Consider the Boston Marathon bombing. Memorabilia was sold on eBay almost immediately after the event, to much horror (eBay ended up taking most of them down).

And the Ebola outbreak: It is still possible to find T-shirts, cuff links, earrings and assorted gewgaws online - as well as negative commentary ("Pretty Sick Products," Adweek punned).

The post-Ferguson police crisis? Ditto.

Indeed, the latter provides a case study as to the complexities of the matter.

Last season, just after the riots broke out following the grand jury decision not to indict the police officer who fatally shot Michael Brown, Kerby Jean-Raymond, 28, the designer and founder of the New York label Pyer Moss, created a T-shirt for himself based on a classic Pyer Moss Japanese viscose style, customized with the names of assorted victims of police aggression. He wore the shirt to his show at New York Fashion Week in September. Some photos went viral, and the next thing he knew he was getting multiple emails asking where to buy the shirt.

"I hesitated for three months" about actually making the shirt, said Jean-Raymond, who grew up in the East Flatbush area of Brooklyn in a Haitian family. As a child, he remembered hearing about the attack of Abner Louima (which took place in his neighborhood).

"I'm surprised I had the nerve to go through with it," he said. "Friends told me not to because we knew there would be people who would attack me as making money at other people's expense. But then, I thought: 'The option is to do this or do nothing. And doing nothing is worse.' So we decided to do it as a way to raise money and awareness."

A limited edition of 1,000 shirts has been made; all revenue from the first 250, which retail for $70, will go directly to the American Civil Liberties Union "because they work on all kinds of causes and injustice," Jean-Raymond said. Subsequently, after-cost profits will be donated. (The cost of the shirt is $32.) He hopes to raise $20,000 to $30,000 for the organization.

"Still, you really can't win," he said. "I know no matter how transparent we are about where the money is going, people will say I am exploiting the problem."

At issue is the tension between the basic human desire to demonstrate allegiance to a cause by wearing it, literally, on one's sleeve.
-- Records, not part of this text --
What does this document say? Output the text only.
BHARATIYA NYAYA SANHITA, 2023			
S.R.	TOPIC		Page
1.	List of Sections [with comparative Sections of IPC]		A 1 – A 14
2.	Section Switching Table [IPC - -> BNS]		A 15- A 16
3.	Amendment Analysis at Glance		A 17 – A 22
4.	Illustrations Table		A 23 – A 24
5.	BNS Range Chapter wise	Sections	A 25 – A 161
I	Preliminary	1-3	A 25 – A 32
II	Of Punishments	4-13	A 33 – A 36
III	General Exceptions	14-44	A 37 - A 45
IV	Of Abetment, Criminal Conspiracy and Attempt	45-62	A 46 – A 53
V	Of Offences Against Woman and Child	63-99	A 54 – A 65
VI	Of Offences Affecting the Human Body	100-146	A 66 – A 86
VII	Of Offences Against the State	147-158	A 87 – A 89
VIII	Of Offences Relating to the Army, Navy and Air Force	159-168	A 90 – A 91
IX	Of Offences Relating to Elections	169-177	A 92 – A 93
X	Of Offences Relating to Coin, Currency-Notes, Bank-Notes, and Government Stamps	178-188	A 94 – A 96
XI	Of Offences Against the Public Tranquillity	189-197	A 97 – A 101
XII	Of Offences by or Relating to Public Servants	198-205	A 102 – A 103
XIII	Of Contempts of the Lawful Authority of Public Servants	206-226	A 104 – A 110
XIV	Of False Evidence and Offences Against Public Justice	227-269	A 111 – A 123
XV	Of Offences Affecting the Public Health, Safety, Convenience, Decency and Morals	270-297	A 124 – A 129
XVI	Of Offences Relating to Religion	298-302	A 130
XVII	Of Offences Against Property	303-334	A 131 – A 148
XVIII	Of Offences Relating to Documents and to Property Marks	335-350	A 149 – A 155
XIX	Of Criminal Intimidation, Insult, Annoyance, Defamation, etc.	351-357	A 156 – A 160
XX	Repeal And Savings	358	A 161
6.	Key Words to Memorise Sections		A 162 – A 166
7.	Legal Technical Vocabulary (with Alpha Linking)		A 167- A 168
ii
That tendency is facilitated by the contemporary personalization/maker movement trend, wherein individuals have been empowered by the Web's ease of creation and dissemination to craft their own stuff - not to mention the current vogue, driven by social media, to living in public - and the equally public opportunity to judge and condemn.

But while it's easy to blame the maker for our own discomfort with the retail-ization of cause, that is an evasion of responsibility - on everyone's part. The consumers who demand the products and buy them drive this particular e-tail niche. Fashion reflects the world, in all its fears and foibles, and this is a classic case of supply and demand: If there was no demand, the supply would disappear.

This is not to say that among the vendors there are none who are simply seizing the moment and mining it for personal gain. But ultimately the power to decide what is right or wrong lies with the buyer. Everybody needs to consider it for themselves.